I am trying to compute this integral: $$\int_{-\infty}^{\infty}\frac{x-\sin x}{x^3(x^2+16)}dx$$ In theory, I know how to do it. After some easy part (I will post it upon request) I stuck with the following: I will have to compute $$A=Res(\frac{z+ie^{iz}}{z^3(z^2+16)},0)$$ and $$A'=Res(\frac{z+ie^{iz}}{z^3(z^2+16)},4i).$$ I can compute $A'$ instantly. I know that $$A=\frac12\Bigg(\frac{z+e^{iz}}{(z^2+16)}\Bigg )''(0).$$ I can compute $A$ with CAS, and even manually and finally I can evaluate my integral. The answer is correct. The problem is that computation of the derivative takes huge amount of time. I can not perform it in class in reasonable time. I found this problem in a solution manual and there they evaluate very similar residue instantly, without computations: $$B=Res(\frac{z+i(e^{iz}-1)}{z^3(z^2+16)},0) =-\frac{i}{32}.$$ I completely understand when and how they get that $-1$ in enumerator, this is clear for me. So my questions:
- How do they compute $B$ instantly? Are they cheating, or they are smart?
- Is it possible to compute $A$ instantly?
- If they are not cheating and it is not possible to compute $A$ without long calculation of a derivative, then what makes the difference?
I can provide additional details about steps that are clear for me upon request.
Thanks again for your answers!
Update:
Ok, now I see something related to computation of $B$: $z+i(e^{iz}-1) = -\frac{i}{2}z^2+o(z)$ at $0$ so after you divide on $z^3(z^2+16)$ you can kinda see how did they get $-\frac{i}{32}$ and do it easily. Is my idea true? Can you please explain it in a rigourus way? I do not really understand what is going on with $z^2+16$. Thanks again!
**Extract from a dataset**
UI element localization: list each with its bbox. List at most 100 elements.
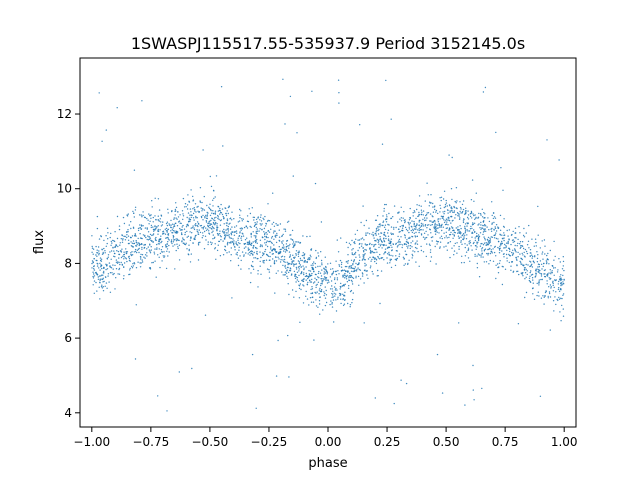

Update 2: Ok, I figured out everything myself. It is just straightforward evaluation on residue by definition via Taylor series, without at derivatives. It works at $0$ very easily. $-1$ in enumerator was important trick that made it possible.
The singularity of $\dfrac{z - \sin z}{z^3 (z^2 + 16)}$ at $z = 0$ is removable. That should help.